The aortic valve prosthesis replacement, the rheumatoid arthritis, and the corticosteroid treatment, were predisposing factors for acquiring the mycosis, as previously documented in the literature. Other conditions (e.g., uncontrolled diabetes) allows the infection by opportunistic microorganisms, such as Candida.3,7,8,11,15 However, the guidelines for differentiating between bacterial and fungal endocarditis in the clinical practice are still ambiguous. Despite the efforts for properly treating fungal endocarditis, international literature lacks consensus on the diagnosis and treatment of infectious endocarditis.

In general, the valve prosthesis replacement, together with an antifungal therapy, is the preferred practice, with the higher success for these conditions.6,9 The omission of such measures often leads to a relapse in the first year of treatment. In our case, although the valve replacement was the correct procedure,12 sustained prophylaxis with fluconazole for three years when an antifungal susceptibility test in vitro was not performed is questionable. A previous retrospective cohort study found a higher survival rate, independent of surgical intervention, when using induction monotherapy with liposomal amphotericin B in the first 30 days after the onset of the fungal endocarditis. In contrast, the study showed that long-term therapy with fluconazole did not enhance 6 month-survival rates.14 Meena et al.10 observed that monotherapy and combined antifungal treatment schemes have no significant difference in the survival of patients with fungal endocarditis. In the absence of standard therapy, it would be wise to establish closer monitoring of pathogens and supervision of the prescribed antifungal treatment.

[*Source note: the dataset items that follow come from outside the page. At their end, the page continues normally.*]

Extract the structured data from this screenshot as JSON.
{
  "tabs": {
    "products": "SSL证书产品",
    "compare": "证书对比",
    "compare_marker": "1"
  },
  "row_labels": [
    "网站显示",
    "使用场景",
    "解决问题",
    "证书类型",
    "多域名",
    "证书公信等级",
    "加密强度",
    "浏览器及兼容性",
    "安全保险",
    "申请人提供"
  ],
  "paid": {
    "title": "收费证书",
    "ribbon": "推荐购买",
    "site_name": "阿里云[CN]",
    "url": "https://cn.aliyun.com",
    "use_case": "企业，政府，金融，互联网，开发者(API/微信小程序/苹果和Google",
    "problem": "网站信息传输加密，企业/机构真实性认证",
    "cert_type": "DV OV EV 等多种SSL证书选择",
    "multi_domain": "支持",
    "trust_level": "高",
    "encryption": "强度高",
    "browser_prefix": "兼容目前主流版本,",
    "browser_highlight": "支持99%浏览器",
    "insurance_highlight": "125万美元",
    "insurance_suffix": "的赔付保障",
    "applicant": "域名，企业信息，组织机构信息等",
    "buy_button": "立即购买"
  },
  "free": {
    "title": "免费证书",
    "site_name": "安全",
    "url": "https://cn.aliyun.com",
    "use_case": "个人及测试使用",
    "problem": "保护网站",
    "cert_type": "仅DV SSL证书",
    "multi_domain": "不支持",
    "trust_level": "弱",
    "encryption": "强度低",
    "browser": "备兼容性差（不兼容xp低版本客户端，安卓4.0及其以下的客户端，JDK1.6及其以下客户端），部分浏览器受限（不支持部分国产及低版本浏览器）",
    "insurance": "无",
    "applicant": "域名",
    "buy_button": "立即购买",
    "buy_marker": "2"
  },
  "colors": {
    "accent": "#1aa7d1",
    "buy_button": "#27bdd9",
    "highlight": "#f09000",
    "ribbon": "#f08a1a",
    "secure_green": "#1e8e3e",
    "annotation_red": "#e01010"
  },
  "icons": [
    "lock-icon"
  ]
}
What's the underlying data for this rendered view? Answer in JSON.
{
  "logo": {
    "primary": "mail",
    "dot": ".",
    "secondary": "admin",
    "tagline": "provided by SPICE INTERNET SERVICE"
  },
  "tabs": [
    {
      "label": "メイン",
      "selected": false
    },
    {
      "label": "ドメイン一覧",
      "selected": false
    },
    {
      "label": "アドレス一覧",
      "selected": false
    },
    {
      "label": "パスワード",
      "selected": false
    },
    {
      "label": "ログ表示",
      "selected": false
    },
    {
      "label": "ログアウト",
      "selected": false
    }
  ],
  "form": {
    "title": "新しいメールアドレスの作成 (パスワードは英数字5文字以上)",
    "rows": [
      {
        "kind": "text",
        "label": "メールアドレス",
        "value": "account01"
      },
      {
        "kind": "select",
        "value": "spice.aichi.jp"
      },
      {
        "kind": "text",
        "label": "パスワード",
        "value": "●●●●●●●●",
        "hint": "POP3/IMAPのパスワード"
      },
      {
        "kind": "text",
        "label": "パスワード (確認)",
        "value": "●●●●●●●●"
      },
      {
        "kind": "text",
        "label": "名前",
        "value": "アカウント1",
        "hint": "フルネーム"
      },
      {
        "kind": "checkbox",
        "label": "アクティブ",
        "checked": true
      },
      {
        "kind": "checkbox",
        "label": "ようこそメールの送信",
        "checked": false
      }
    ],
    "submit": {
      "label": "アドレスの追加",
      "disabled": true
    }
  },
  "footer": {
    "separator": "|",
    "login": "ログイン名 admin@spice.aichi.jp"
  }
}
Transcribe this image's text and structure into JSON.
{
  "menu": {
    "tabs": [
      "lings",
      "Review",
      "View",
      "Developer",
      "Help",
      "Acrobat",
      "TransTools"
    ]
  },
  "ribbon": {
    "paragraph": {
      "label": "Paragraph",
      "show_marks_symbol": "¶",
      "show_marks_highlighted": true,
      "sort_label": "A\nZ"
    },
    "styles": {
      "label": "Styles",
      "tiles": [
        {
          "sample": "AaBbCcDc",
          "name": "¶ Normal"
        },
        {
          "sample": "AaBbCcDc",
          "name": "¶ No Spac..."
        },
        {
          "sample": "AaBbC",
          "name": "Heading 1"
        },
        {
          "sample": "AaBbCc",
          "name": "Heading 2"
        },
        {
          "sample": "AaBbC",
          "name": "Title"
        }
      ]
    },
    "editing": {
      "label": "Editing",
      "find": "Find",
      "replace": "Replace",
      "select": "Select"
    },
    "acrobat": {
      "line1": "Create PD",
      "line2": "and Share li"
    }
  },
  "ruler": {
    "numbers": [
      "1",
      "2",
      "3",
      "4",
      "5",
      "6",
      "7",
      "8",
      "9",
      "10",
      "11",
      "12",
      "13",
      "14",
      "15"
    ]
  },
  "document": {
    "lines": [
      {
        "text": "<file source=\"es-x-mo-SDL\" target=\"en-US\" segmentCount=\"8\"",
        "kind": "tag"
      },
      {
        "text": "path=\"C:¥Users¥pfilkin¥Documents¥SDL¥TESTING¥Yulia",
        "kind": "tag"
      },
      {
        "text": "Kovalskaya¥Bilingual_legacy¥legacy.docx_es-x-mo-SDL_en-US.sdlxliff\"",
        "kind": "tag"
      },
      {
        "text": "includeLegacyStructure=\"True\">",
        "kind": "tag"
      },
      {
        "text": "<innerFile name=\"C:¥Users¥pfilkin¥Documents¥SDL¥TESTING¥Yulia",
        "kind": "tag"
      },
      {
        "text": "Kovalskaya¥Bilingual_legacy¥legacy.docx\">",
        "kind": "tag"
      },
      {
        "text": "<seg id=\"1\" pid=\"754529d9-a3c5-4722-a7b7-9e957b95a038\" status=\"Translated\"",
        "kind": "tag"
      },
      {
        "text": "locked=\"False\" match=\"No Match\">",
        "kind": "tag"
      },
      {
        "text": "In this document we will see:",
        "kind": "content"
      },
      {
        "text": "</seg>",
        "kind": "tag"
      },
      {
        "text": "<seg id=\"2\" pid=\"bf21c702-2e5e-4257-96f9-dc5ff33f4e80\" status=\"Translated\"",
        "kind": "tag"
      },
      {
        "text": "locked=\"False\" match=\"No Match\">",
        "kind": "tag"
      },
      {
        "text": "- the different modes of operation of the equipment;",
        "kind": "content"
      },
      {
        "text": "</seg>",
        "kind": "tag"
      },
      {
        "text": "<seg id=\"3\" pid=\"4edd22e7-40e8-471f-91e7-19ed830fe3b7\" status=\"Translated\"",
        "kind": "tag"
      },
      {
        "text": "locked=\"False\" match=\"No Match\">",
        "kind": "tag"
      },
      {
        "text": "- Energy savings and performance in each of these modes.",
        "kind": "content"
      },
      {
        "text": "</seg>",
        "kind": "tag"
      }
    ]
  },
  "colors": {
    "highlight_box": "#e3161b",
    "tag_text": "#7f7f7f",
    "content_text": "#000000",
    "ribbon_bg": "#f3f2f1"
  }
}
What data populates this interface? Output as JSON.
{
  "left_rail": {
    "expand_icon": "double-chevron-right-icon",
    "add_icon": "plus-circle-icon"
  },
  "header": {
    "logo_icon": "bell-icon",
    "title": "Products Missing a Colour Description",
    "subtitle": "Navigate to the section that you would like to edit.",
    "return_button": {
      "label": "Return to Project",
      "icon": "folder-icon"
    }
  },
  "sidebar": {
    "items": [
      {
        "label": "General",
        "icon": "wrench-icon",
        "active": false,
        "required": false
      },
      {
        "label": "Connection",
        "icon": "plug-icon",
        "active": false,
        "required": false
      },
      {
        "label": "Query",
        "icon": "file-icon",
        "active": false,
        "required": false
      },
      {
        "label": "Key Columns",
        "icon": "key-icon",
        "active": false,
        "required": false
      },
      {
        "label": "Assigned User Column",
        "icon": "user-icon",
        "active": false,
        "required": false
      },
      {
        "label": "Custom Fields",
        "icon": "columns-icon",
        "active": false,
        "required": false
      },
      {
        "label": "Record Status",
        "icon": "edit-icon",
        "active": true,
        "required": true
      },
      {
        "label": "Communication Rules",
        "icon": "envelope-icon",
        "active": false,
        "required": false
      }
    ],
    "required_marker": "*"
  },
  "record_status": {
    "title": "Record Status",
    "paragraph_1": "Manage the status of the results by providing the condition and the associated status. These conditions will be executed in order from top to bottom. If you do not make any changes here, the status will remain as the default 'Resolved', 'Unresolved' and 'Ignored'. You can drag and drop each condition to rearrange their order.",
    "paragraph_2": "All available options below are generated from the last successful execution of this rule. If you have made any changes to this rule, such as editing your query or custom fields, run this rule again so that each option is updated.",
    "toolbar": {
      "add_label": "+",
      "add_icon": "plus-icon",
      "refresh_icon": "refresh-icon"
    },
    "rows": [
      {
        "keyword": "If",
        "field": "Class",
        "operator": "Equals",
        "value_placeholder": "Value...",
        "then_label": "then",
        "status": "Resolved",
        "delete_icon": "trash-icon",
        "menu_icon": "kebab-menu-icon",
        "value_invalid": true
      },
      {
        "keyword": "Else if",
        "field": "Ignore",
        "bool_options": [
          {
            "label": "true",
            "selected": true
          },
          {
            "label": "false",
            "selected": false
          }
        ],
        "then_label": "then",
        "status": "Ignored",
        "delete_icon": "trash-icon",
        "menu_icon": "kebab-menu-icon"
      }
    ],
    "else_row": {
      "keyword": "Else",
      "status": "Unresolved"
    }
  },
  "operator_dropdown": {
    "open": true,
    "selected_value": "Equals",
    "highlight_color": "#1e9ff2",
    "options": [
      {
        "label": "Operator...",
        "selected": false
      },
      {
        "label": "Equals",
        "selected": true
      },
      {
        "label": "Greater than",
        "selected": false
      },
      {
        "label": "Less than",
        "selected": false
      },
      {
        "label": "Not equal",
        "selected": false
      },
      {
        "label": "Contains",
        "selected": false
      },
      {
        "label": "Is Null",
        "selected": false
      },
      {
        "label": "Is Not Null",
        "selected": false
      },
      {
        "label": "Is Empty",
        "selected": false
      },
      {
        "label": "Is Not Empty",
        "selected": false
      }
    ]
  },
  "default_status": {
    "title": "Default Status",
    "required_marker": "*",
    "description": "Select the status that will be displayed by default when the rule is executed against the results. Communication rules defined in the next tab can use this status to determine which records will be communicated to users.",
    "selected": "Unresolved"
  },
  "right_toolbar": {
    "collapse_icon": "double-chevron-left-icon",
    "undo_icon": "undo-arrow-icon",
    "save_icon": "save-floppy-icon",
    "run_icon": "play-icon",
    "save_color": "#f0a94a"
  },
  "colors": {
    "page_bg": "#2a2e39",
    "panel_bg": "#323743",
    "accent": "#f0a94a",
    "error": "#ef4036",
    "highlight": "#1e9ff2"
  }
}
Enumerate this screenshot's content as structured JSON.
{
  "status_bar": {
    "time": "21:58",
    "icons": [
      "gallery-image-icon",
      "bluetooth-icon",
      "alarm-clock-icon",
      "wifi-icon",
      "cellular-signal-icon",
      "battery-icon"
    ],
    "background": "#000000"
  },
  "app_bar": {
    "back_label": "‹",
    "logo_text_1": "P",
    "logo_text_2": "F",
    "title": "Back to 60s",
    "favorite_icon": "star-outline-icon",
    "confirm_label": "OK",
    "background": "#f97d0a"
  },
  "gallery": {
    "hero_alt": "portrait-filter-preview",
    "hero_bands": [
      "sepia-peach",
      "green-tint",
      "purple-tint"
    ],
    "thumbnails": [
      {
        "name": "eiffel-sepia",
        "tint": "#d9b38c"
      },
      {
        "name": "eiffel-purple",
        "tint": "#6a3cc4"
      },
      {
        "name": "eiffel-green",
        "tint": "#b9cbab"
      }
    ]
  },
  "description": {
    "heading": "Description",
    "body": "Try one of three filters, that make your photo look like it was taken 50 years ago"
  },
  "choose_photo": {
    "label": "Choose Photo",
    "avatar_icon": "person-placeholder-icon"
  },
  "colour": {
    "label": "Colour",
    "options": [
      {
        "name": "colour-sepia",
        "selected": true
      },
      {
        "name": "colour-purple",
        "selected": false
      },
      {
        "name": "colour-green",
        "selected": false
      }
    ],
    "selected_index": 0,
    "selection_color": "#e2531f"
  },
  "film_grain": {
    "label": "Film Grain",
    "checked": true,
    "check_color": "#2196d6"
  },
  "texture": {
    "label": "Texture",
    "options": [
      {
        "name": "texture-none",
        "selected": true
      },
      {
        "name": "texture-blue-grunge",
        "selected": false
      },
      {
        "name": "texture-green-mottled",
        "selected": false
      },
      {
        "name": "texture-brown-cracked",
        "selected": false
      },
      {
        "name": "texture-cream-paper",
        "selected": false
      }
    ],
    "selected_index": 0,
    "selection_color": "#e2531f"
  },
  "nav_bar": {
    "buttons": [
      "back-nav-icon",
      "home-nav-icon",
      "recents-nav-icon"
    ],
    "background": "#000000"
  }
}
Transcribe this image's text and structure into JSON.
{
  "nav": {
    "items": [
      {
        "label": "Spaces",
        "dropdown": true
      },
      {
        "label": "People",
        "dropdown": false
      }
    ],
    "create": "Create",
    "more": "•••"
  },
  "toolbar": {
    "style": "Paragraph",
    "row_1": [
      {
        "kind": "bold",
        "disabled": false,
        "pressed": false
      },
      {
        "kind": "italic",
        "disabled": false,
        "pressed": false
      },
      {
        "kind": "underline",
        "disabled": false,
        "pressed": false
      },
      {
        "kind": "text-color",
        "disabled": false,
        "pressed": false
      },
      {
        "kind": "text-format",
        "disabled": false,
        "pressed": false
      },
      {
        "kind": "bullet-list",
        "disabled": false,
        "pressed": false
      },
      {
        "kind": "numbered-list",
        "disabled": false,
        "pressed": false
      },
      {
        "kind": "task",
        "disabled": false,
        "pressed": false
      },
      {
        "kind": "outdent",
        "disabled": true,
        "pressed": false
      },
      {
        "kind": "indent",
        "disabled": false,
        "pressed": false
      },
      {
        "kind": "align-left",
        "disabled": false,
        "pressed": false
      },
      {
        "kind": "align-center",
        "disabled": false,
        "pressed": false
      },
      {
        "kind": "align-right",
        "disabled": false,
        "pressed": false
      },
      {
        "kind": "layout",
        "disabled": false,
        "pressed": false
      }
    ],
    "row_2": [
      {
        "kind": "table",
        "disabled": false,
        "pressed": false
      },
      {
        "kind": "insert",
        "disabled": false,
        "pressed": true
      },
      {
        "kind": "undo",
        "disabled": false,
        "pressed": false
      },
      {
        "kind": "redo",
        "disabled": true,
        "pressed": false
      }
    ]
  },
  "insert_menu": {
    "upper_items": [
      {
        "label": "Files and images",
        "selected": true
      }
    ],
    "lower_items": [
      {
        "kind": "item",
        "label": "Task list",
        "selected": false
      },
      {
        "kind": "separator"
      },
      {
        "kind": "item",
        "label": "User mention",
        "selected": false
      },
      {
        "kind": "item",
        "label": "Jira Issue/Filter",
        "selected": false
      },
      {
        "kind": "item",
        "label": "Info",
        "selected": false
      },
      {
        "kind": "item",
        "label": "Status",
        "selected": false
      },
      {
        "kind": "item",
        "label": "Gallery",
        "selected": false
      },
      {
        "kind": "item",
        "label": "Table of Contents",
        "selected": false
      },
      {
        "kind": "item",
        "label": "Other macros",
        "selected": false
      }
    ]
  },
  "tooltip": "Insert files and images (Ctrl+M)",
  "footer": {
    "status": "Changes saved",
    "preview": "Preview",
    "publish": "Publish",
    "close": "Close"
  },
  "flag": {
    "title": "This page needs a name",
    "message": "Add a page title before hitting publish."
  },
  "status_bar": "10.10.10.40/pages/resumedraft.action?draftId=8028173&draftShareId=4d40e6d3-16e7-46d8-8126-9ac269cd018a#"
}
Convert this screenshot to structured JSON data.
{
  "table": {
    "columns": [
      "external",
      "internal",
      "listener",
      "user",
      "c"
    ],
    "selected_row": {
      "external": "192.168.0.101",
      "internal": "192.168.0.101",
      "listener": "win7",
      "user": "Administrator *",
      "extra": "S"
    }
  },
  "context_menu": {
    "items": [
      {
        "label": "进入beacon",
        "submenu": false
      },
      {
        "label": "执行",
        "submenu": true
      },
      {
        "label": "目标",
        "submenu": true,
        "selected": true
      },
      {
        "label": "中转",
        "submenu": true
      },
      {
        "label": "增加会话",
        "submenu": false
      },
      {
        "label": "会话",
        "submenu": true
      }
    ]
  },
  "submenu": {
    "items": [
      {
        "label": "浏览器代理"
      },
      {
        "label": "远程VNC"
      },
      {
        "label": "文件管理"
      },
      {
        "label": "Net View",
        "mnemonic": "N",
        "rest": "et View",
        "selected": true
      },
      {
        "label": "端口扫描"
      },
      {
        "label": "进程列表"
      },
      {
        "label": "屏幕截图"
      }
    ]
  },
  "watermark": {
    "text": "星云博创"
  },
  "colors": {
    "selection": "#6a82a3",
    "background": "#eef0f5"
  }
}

Among the etiologies of fungal endocarditis, C. albicans is the most common. However, other Candida species (i.e., Candida glabrata) have become more common depending on the geographical region, underlying conditions, and administered antimycotics.4,5 Nevertheless, fungal resistance occurs; therefore, it is important to highlight that the surveillance and antifungal susceptibility tests are essential for detecting resistant strains and giving an effective therapy. Unfortunately, in developing countries like Mexico, just a few laboratories offer this test.13

In conclusion, antifungal resistance could become an emergent health problem worldwide. The absence of a surveillance program for resistant fungal strains in hospitals, and the poor therapeutic control in immunosuppressed patients, contribute to this outcome. Therefore, healthcare services and users could benefit from standardizing clinical practice guidelines in fungal endocarditis and carrying out antifungal susceptibility tests.

Funding

The authors declare that they did not receive any grant from public, private, or non-profit funding agencies for this research.

Conflicts of interest

The authors have no conflicts of interest to declare.